Monday, May. 28, 1990

Discrimination An Outbreak of Bigotry

An epidemic of ethnic hatred is sweeping the world, dismaying and perplexing fair-minded people who are at a loss to explain it. Why are Jewish cemeteries in France and Italy being desecrated? Why are Turks in Bulgaria and Koreans in Japan viewed as infections in the national bloodstream? Why do Africa's Hutu and Tutsi tribes continue to slaughter one another? Social scientists are not much help with such questions. They generally regard ethnocentrism -- a preference for one's own group -- as an innate human characteristic, and they have produced little significant research on the virulent course these feelings often take.

The core of the problem seems to be the determination of almost every group to feel superior to others. In some countries, those emotions have been codified into discriminatory laws like South Africa's apartheid, but even without them, ethnic hatred can make itself felt. Traditionally, that attitude was labeled racism. But the term can hardly embrace attacks as diverse as those on black Americans in New York City, North African workers in Italy, Arab immigrants in France, Romanies (Gypsies) in Czechoslovakia, Hungarians in Romania. Very few Jews are left in Central Europe after Hitler's Holocaust, but the anti-Semitism that lay dormant under communist repression has sprung back to life. The best word to describe the whole sickening phenomenon may simply be bigotry.

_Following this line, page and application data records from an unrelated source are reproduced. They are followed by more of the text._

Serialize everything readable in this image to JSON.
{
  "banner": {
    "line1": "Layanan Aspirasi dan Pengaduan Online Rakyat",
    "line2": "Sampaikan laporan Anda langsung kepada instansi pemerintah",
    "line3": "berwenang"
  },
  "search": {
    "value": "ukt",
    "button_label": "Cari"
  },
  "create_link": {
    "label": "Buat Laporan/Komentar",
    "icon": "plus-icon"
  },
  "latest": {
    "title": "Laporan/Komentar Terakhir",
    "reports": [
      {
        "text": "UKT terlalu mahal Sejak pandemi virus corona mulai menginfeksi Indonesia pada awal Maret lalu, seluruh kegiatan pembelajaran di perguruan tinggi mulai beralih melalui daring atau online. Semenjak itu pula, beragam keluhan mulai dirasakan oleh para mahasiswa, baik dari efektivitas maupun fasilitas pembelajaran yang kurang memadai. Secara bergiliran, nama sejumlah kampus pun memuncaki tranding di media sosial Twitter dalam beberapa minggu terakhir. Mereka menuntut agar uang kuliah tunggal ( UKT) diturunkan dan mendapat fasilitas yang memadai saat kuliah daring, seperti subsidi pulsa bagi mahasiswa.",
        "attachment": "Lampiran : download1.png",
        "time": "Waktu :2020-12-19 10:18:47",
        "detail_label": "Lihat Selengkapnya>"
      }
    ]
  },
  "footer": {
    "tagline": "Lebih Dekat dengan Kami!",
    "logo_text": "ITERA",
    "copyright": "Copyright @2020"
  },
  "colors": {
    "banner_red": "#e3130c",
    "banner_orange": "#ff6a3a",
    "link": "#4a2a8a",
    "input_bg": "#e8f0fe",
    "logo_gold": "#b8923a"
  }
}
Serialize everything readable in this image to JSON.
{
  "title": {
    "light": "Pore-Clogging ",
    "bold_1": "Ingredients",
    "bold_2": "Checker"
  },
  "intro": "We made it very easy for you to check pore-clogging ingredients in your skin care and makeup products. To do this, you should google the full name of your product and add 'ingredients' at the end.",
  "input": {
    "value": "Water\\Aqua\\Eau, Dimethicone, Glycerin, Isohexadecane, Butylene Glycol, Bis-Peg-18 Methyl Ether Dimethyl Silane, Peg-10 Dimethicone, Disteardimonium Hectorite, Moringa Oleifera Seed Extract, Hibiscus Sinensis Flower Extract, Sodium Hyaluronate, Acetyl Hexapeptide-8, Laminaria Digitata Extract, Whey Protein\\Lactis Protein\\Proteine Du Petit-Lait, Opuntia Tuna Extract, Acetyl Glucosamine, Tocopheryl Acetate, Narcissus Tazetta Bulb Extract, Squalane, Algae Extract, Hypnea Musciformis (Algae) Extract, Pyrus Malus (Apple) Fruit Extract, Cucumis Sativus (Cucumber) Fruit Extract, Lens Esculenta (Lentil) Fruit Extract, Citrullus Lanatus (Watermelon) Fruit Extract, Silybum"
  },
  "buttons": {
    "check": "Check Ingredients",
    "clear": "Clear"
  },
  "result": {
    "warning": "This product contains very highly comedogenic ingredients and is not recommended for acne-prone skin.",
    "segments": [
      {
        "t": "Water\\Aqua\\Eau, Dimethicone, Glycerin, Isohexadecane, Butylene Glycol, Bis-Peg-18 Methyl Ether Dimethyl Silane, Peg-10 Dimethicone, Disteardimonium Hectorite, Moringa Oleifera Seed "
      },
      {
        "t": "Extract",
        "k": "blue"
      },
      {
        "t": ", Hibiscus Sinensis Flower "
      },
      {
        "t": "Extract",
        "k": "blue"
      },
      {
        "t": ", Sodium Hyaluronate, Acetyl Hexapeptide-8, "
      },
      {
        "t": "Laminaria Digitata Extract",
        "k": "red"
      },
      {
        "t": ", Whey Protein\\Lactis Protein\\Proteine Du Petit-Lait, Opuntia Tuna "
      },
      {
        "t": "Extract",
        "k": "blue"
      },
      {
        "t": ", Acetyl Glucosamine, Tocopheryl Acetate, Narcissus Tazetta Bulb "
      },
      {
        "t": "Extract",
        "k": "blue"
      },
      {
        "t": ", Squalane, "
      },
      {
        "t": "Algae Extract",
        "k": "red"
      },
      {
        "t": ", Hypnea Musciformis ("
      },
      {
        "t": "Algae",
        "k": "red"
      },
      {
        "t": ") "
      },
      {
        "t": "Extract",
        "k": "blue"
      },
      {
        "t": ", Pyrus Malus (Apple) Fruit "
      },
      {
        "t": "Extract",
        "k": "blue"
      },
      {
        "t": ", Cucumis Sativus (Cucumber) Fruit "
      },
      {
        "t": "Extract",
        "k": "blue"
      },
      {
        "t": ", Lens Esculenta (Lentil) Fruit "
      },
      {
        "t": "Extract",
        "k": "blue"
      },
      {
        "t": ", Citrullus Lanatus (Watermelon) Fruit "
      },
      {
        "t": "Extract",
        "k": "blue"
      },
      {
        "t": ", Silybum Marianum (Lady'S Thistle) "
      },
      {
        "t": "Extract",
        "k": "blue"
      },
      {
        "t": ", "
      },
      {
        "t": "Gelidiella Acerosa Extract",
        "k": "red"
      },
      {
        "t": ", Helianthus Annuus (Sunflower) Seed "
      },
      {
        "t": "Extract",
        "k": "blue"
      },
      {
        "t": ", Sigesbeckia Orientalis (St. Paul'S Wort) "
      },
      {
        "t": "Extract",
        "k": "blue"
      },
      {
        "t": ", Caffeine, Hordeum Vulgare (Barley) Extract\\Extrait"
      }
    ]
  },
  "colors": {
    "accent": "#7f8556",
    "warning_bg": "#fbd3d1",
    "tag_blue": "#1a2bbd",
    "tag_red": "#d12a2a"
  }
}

; Countries like France and Japan don't perceive themselves as nations of bigots. Neither condones violence or the persecution of minorities. But both see themselves as possessing a certain superiority -- cultural in France, ethnic in Japan -- and they are uncomfortable with the presence of aliens. Such largely unspoken social attitudes frequently provide the grist for demagogic politicians to transform into blatantly racist actions and policies. But as the following reports also illustrate, the governments in Paris and Tokyo are increasingly aware of their problem and are trying to deal with both public outrages and long-standing prejudices.